Frank Giampietro

Frank Giampietro, Poet

You eat with your fingers

when appropriate. You are a native

with an immigrant mind.

No one mows the lawn like you do.

The blue jays sing from your railing.

You drink your coffee black, like a man.

Why are your eyeglasses always smudged?

Because your sense of smell is so strong,

like your neighbor’s dog, Rodney,

the Tibetan wolfhound—

the only one in Delaware, and such a smart dog,

so quiet but playful, not a jumper, very curious—

yes, a genius of a dog lives next to you,

Frank Giampietro.

When you work, people around you work harder.

When you’re on the set with DeNiro,

DeNiro works harder.

You are in demand.

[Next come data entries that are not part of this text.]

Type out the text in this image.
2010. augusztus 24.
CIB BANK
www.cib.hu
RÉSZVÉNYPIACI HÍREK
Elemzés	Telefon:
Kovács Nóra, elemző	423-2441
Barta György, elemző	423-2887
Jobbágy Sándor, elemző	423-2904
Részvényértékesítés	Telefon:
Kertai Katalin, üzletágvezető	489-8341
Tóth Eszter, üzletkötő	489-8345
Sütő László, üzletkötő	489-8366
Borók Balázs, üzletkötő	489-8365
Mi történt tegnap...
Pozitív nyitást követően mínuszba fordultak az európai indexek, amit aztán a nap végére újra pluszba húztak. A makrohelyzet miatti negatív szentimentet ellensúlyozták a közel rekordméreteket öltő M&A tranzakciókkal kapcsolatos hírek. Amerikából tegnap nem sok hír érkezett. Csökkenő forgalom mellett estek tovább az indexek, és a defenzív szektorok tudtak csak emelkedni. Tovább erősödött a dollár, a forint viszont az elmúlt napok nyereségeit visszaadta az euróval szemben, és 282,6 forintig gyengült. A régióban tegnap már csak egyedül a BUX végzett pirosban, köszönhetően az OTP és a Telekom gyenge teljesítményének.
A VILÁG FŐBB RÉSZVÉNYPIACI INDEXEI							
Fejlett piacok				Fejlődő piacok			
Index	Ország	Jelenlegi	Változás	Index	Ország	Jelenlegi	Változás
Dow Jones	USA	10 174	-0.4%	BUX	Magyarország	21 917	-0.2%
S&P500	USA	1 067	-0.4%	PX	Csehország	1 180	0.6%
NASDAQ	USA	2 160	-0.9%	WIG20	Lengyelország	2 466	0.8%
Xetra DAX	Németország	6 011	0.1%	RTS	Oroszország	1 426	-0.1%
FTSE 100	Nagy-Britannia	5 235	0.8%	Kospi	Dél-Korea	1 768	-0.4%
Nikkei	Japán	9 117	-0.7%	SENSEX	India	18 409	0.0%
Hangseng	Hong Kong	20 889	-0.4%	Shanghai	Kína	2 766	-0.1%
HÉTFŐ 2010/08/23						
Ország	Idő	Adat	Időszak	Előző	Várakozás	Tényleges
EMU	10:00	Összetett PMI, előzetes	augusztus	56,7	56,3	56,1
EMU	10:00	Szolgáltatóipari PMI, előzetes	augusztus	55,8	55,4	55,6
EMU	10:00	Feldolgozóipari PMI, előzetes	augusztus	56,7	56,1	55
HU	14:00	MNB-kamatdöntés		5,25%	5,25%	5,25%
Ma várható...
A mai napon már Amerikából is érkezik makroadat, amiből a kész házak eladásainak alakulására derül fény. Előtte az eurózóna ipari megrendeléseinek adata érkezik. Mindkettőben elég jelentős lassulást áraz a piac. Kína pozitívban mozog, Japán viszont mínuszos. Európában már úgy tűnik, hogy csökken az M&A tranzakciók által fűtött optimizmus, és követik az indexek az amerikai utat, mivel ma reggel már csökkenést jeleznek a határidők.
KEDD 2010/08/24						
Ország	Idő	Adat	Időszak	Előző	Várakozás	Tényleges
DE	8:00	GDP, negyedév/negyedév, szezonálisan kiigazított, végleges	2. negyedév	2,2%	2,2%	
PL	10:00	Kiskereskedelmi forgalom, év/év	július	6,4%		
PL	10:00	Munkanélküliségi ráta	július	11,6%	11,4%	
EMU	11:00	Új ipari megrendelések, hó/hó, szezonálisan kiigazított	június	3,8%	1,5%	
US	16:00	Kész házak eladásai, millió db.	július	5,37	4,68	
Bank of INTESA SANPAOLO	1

You have a ministry. 

You console the living, you honor the dead. 

Your headaches are the price you pay.

You speak in cliché, but only when spoken to.   

When you are sixty, if you try hard enough,

but not too hard, you will write beautiful—no,

accurate, poems. Some lines will be mediocre,

some genius, for instance:

winter has too many pockets or

it didn’t take long for the skywriter to say I’m sorry.

And you may still have a problem

with endings, which may have something to do

with ambition—or Lorne Michaels,

how he’s not afraid to drop a cow

on the stage to end the scene.

 

 

 


“Frank Giampietro, Poet” is from Begin Anywhere (Alice James Books, 2008).